Cron supports three schedule types:

  • at: One-shot execution at an absolute timestamp
  • every: Recurring jobs at fixed intervals (in milliseconds)
  • cron: Standard 5-field cron expressions with optional timezone specification

For recurring jobs, you can use cron expressions like 0 7 * * * (daily at 7:00 AM) or */30 * * * * (every 30 minutes).

Delivery and Announcements

Isolated cron jobs can deliver output directly to messaging channels without going through your main agent. This "announce" delivery mode suppresses duplicates and ensures reliable delivery:

{
  "delivery": {
    "mode": "announce",
    "channel": "slack",
    "to": "channel:C1234567890",
    "bestEffort": true
  }
}

Advanced Configuration

You can override the model and thinking level for isolated jobs:

openclaw cron add \
  --name "Deep Analysis" \
  --cron "0 6 * * 1" \
  --tz "America/New_York" \
  --session isolated \
  --message "Perform weekly deep analysis of project progress." \
  --model "opus" \
  --thinking high \
  --announce

This runs a high-thinking Opus model every Monday morning for in-depth analysis.

Monitoring and Troubleshooting

Check your job status and history:

# List all jobs
openclaw cron list

# View run history for a specific job
openclaw cron runs --id <jobId> --limit 50

# Manually trigger a job
openclaw cron run <jobId>

Common issues include timezone mismatches and delivery target errors.

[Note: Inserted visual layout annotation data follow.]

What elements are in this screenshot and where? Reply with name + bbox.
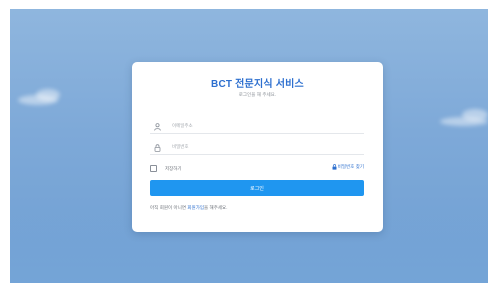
login-card: BCT 전문지식 서비스 로그인을 해 주세요. 저장하기	[132, 62, 383, 232]
login-button[interactable]: 로그인	[150, 180, 364, 196]
signup-prompt: 아직 회원이 아니면 회원가입을 해주세요.	[150, 205, 228, 211]
lock-icon	[152, 143, 162, 153]
signup-link[interactable]: 회원가입	[187, 206, 204, 211]
password-field-row	[150, 141, 364, 155]
lock-icon	[332, 164, 337, 170]
signup-prefix: 아직 회원이 아니면	[150, 206, 188, 211]
signup-suffix: 을 해주세요.	[203, 206, 228, 211]
find-password-label: 비밀번호 찾기	[337, 165, 364, 170]
remember-checkbox[interactable]	[150, 165, 157, 172]
page-title: BCT 전문지식 서비스	[211, 79, 304, 90]
password-field[interactable]	[172, 141, 352, 154]
remember-label: 저장하기	[165, 166, 182, 172]
user-icon	[152, 122, 162, 132]
find-password-link[interactable]: 비밀번호 찾기	[332, 164, 364, 170]
email-field[interactable]	[172, 120, 352, 133]
cloud	[462, 109, 488, 121]
cloud	[36, 89, 60, 101]
email-field-row	[150, 120, 364, 134]
remember-me[interactable]: 저장하기	[150, 165, 182, 172]
page-subtitle: 로그인을 해 주세요.	[238, 93, 277, 98]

Always test one-shot jobs before deploying recurring ones.

Best Practices

  1. Start with one-shot jobs to validate your workflow
  2. Use isolated sessions for noisy or frequent tasks
  3. Implement delivery.bestEffort for non-critical announcements
  4. Monitor run history to catch failures early
  5. Document your cron jobs in version control

Cron jobs transform your AI agents from reactive helpers into proactive operations managers. By automating routine tasks, you free up mental space for higher-value work while ensuring critical operations never get overlooked.